Maybe some of you guys aren't as old as I am or don't remember; but, there use to be a 3 shot capacity on deer too!!! then they went to 5 shots which meant absolutely no sense to me!!! Really, how many times have you been able to unload your gun on a deer that was within the effective killing range of a deer running wide open???


----------



## born2hunt99 (Apr 10, 2014)

why any restriction on round capacity at all? why not be able to have a 20 round magazine if you want it? too many restrictions.


----------



## triton196 (Apr 10, 2014)

I cant say ive ever had to shoot more than twice at a bird and it would probably be pretty tough to be the least bit effective being how turkey loads kick like a mule.


----------



## Riverrat84 (Apr 10, 2014)

born2hunt99 said:


> why any restriction on round capacity at all? why not be able to have a 20 round magazine if you want it? too many restrictions.



20 round clips?  That's pitiful


----------



## born2hunt99 (Apr 12, 2014)

Riverrat84 said:


> 20 round clips?  That's pitiful



Those 17rd mags in my Ruger sr9 are pitiful and 30rd mags in my AR are pitiful too. I like FREEDOM, you?


----------



## Throwback (Apr 12, 2014)

Riverrat84 said:


> 20 round clips?  That's pitiful



Yeah I prefer the 100 rounders but the 20s allow better prone shooting
T


----------



## mattech (Apr 12, 2014)

elfiii said:


> This ^. Same thing on baiting. Most of them think it's stupid but they have to enforce the stupid laws just as much as the good ones.
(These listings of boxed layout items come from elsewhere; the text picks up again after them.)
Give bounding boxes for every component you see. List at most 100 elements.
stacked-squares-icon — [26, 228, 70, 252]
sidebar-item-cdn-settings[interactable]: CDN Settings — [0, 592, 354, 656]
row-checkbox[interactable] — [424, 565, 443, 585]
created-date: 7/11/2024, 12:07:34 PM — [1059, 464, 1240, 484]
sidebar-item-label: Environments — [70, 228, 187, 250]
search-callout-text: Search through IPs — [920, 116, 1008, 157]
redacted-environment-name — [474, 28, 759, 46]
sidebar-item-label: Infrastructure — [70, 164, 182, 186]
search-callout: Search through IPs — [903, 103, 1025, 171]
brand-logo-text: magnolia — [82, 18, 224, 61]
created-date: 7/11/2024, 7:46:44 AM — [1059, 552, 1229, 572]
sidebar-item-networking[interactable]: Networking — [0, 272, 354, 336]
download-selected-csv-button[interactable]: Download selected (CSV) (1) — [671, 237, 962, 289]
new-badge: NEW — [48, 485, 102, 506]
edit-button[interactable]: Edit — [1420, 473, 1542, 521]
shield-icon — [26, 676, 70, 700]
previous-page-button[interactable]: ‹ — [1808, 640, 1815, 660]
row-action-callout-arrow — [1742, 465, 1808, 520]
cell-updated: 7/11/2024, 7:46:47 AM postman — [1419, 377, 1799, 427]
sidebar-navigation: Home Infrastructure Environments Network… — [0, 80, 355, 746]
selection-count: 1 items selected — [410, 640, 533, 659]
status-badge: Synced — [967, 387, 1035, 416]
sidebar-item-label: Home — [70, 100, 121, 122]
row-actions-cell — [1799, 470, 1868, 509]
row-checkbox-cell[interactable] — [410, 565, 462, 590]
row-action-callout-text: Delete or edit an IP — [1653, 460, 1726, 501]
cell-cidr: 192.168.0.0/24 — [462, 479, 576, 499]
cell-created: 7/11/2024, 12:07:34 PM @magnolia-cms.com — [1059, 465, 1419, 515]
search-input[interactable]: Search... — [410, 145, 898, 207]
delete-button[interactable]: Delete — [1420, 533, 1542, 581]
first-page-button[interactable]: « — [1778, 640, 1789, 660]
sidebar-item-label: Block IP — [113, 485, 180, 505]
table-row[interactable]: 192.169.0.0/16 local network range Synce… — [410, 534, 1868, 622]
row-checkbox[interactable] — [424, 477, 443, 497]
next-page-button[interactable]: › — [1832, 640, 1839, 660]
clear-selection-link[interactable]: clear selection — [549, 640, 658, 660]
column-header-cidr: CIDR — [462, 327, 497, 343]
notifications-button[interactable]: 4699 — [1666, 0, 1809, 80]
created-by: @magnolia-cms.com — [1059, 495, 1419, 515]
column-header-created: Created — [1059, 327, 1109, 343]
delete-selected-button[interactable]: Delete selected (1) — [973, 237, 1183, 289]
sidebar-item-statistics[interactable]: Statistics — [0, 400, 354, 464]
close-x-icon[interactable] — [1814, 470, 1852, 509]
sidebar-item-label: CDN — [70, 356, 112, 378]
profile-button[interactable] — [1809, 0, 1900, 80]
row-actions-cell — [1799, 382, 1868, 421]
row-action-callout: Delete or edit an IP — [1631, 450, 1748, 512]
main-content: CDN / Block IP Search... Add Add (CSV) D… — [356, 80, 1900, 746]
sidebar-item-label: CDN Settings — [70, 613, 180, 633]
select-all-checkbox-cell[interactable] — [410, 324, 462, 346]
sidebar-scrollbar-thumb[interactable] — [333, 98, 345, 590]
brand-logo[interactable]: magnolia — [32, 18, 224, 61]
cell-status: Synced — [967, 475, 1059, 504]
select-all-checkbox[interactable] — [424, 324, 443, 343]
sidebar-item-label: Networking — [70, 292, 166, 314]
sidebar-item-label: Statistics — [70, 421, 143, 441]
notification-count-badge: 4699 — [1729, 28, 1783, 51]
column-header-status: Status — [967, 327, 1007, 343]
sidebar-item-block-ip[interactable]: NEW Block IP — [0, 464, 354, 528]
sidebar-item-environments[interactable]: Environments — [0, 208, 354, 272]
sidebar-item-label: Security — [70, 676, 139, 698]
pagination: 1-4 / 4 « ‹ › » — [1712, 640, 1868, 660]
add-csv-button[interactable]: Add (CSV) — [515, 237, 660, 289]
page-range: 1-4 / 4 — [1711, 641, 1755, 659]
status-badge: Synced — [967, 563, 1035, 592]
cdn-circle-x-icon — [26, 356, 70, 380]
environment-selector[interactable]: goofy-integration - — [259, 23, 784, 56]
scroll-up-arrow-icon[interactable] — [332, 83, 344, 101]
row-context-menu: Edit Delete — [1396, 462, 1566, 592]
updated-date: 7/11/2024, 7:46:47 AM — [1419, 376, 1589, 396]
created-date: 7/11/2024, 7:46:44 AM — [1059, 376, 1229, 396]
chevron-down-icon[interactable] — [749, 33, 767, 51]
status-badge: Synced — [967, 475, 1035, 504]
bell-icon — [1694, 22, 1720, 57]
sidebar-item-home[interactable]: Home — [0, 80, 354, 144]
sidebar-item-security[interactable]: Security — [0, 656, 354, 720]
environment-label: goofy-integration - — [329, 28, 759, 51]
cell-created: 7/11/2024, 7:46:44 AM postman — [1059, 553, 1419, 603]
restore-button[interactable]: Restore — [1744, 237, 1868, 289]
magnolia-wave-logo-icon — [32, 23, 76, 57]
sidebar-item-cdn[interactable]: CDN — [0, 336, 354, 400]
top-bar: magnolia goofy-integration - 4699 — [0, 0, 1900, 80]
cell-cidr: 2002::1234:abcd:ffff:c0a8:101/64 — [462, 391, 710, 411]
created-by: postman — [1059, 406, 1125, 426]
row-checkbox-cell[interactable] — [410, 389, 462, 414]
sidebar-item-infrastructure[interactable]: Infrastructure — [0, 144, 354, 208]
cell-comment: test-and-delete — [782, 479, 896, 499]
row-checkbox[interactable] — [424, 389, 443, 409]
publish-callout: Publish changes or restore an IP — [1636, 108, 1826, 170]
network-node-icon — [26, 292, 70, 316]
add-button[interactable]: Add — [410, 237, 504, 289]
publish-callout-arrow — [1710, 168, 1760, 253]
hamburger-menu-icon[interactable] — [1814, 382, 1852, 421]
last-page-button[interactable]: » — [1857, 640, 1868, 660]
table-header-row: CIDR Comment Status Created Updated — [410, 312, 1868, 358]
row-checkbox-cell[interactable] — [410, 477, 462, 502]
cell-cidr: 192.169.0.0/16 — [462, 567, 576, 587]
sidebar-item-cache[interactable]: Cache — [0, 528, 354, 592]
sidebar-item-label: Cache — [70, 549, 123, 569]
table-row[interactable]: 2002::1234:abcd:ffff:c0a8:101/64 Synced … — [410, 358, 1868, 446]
I guess we can say the same thing when they are sent to our homes to confiscate our guns, after all they are just doing their job.


----------



## T-N-T (Apr 12, 2014)

I killed two birds out of 3 last year.  Shot 3 times.  Missed once...  Birds got too close.  Had I wanted to and had another shell,  I could have fired the 4th and killed the third bird.  Turkeys dont always run off...  IMO, turkeys are the dumbest animal in the woods.  Well, untill they are not, then they seem to be the smartest animal.  Weary, but not always too smart.
Also, I will not get into the specifics of it (I dont want to shame myself for no good reason) But I have seen a deer stay within a 15 yard circle after 5 shots...  
OK,  a few details for inquiring minds-  First decent racked buck I ever saw when I was a young teen.  Shaking like a leaf in a tornado.


----------



## T-N-T (Apr 12, 2014)

born2hunt99 said:


> Those 17rd mags in my Ruger sr9 are pitiful and 30rd mags in my AR are pitiful too. I like FREEDOM, you?


----------



## Riverrat84 (Apr 13, 2014)

born2hunt99 said:


> Those 17rd mags in my Ruger sr9 are pitiful and 30rd mags in my AR are pitiful too. I like FREEDOM, you?


I love freedom too but do you really need 20 rounds to kill a turkey? If so, maybe you should find a new sport.


----------



## Riverrat84 (Apr 13, 2014)

TopherAndTick said:


> I killed two birds out of 3 last year.  Shot 3 times.  Missed once...  Birds got too close.  Had I wanted to and had another shell,  I could have fired the 4th and killed the third bird.  Turkeys dont always run off...  IMO, turkeys are the dumbest animal in the woods.  Well, untill they are not, then they seem to be the smartest animal.  Weary, but not always too smart.
> Also, I will not get into the specifics of it (I dont want to shame myself for no good reason) But I have seen a deer stay within a 15 yard circle after 5 shots...
> OK,  a few details for inquiring minds-  First decent racked buck I ever saw when I was a young teen.  Shaking like a leaf in a tornado.



Last time I checked you can take as many extra rounds you want. Just three in the gun


----------



## elfiii (Apr 13, 2014)

Riverrat84 said:


> I love freedom too but do you really need 20 rounds to kill a turkey? If so, maybe you should find a new sport.



If 20 gobblers show up at the same time how you going to tell the guilty ones from the innocent ones? Best to kill 'em all and let God sort 'em out.


----------



## dtala (Apr 13, 2014)

spurrs and racks said:


> There has been a 3 shot limit on Turkey guns since I can recall. Both Georgia and Alabama.
> 
> Someone posted that South Carolina does not require a "pluged" shotgun to hunt Turkeys. That is news to me.
> 
> s&r




this ^^^ is NOT true. Alabama has no 3 shot rule, no plug required.No No:


----------